Git Product home page Git Product logo

Comments (8)

RalfJung avatar RalfJung commented on May 18, 2024 4

I must say that I would enjoy having these restrictions placed on raw pointers, but only if tooling could reliably enforce it. (Presumably through miri.)

Doing this in Miri is not a big issue. (Raw pointers right now are more relaxed mostly because there is some libstd code that is broken, and cannot be fixed without rust-lang/rfcs#2582.)

But Miri cannot run on FFI code, or code interacting with the hardware (embedded/kernel stuff), or code that just does lots of stuff (Miri is very slow). I think we could have a valgrind tool that helps detect such issues, but by their very nature valgrind tools are unable to reliably find UB.

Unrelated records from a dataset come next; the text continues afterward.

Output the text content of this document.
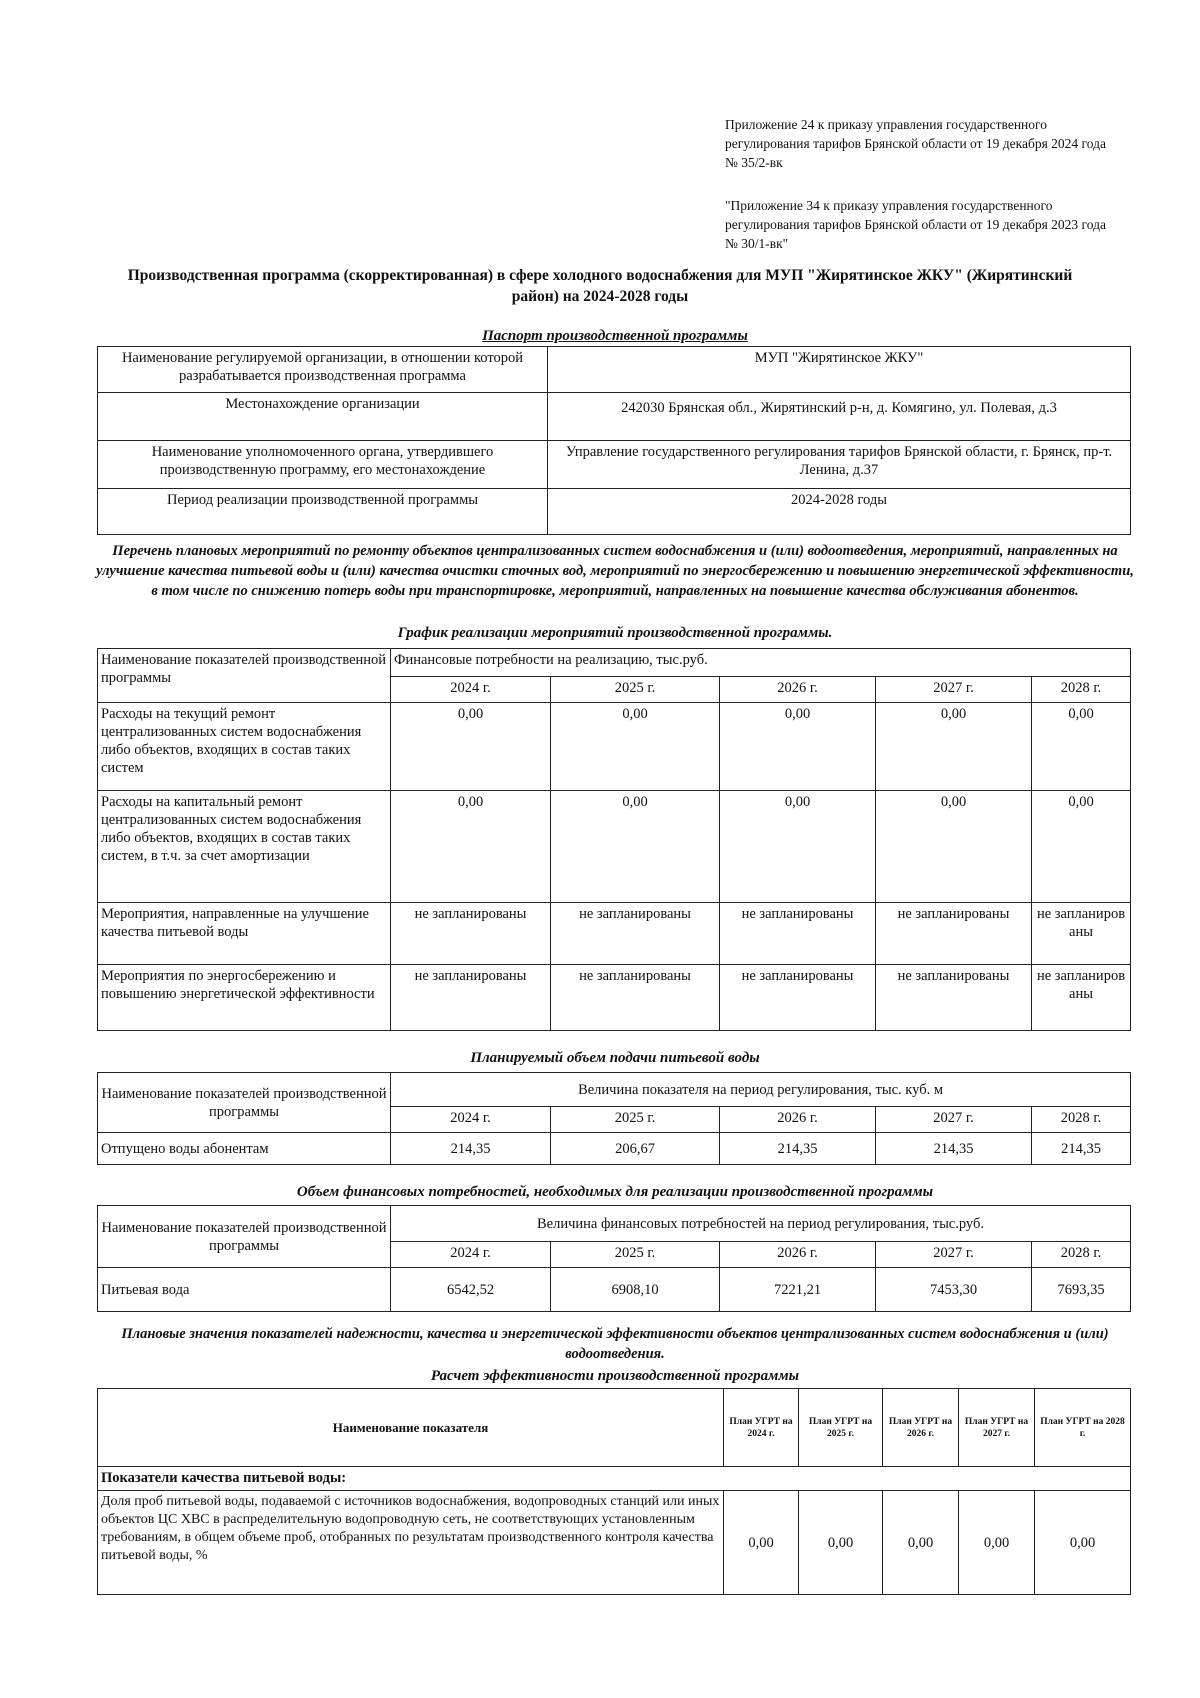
Приложение 24 к приказу управления государственного регулирования тарифов Брянской области от 19 декабря 2024 года № 35/2-вк
"Приложение 34 к приказу управления государственного регулирования тарифов Брянской области от 19 декабря 2023 года № 30/1-вк"
Производственная программа (скорректированная) в сфере холодного водоснабжения для МУП "Жирятинское ЖКУ" (Жирятинский район) на 2024-2028 годы
Паспорт производственной программы
Наименование регулируемой организации, в отношении которой разрабатывается производственная программа	МУП "Жирятинское ЖКУ"
Местонахождение организации	242030 Брянская обл., Жирятинский р-н, д. Комягино, ул. Полевая, д.3
Наименование уполномоченного органа, утвердившего производственную программу, его местонахождение	Управление государственного регулирования тарифов Брянской области, г. Брянск, пр-т. Ленина, д.37
Период реализации производственной программы	2024-2028 годы
Перечень плановых мероприятий по ремонту объектов централизованных систем водоснабжения и (или) водоотведения, мероприятий, направленных на улучшение качества питьевой воды и (или) качества очистки сточных вод, мероприятий по энергосбережению и повышению энергетической эффективности, в том числе по снижению потерь воды при транспортировке, мероприятий, направленных на повышение качества обслуживания абонентов.
График реализации мероприятий производственной программы.
Наименование показателей производственной программы	Финансовые потребности на реализацию, тыс.руб.				
	2024 г.	2025 г.	2026 г.	2027 г.	2028 г.
Расходы на текущий ремонт централизованных систем водоснабжения либо объектов, входящих в состав таких систем	0,00	0,00	0,00	0,00	0,00
Расходы на капитальный ремонт централизованных систем водоснабжения либо объектов, входящих в состав таких систем, в т.ч. за счет амортизации	0,00	0,00	0,00	0,00	0,00
Мероприятия, направленные на улучшение качества питьевой воды	не запланированы	не запланированы	не запланированы	не запланированы	не запланированы
Мероприятия по энергосбережению и повышению энергетической эффективности	не запланированы	не запланированы	не запланированы	не запланированы	не запланированы
Планируемый объем подачи питьевой воды
Наименование показателей производственной программы	Величина показателя на период регулирования, тыс. куб. м				
	2024 г.	2025 г.	2026 г.	2027 г.	2028 г.
Отпущено воды абонентам	214,35	206,67	214,35	214,35	214,35
Объем финансовых потребностей, необходимых для реализации производственной программы
Наименование показателей производственной программы	Величина финансовых потребностей на период регулирования, тыс.руб.				
	2024 г.	2025 г.	2026 г.	2027 г.	2028 г.
Питьевая вода	6542,52	6908,10	7221,21	7453,30	7693,35
Плановые значения показателей надежности, качества и энергетической эффективности объектов централизованных систем водоснабжения и (или) водоотведения.
Расчет эффективности производственной программы
Наименование показателя	План УГРТ на 2024 г.	План УГРТ на 2025 г.	План УГРТ на 2026 г.	План УГРТ на 2027 г.	План УГРТ на 2028 г.
Показатели качества питьевой воды:					
Доля проб питьевой воды, подаваемой с источников водоснабжения, водопроводных станций или иных объектов ЦС ХВС в распределительную водопроводную сеть, не соответствующих установленным требованиям, в общем объеме проб, отобранных по результатам производственного контроля качества питьевой воды, %	0,00	0,00	0,00	0,00	0,00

If tooling couldn't reliably enforce it, then I think my joy would turn to misery. :-)

Fair. ;)

Reference-to-raw transmutes are an interesting open question. This is related to the fact that nobody knows what the exact LLVM semantics are for pointer-to-int transmutes -- making them the same as a cast would kill some quite important optimizations. Also see the discussion of type punning in §8 of this paper.

If you want your model of pointer casts shattered, have a look at this LLVM bug. inttoptr(ptrtoint x) and x are not the same thing.

from memchr.

BurntSushi avatar BurntSushi commented on May 18, 2024 2

(To be clear, as_ptr does no magic, it's implementation just does the right thing: first cast to wide raw pointer for entire slice, and only then cast to thin raw ptr for first element.)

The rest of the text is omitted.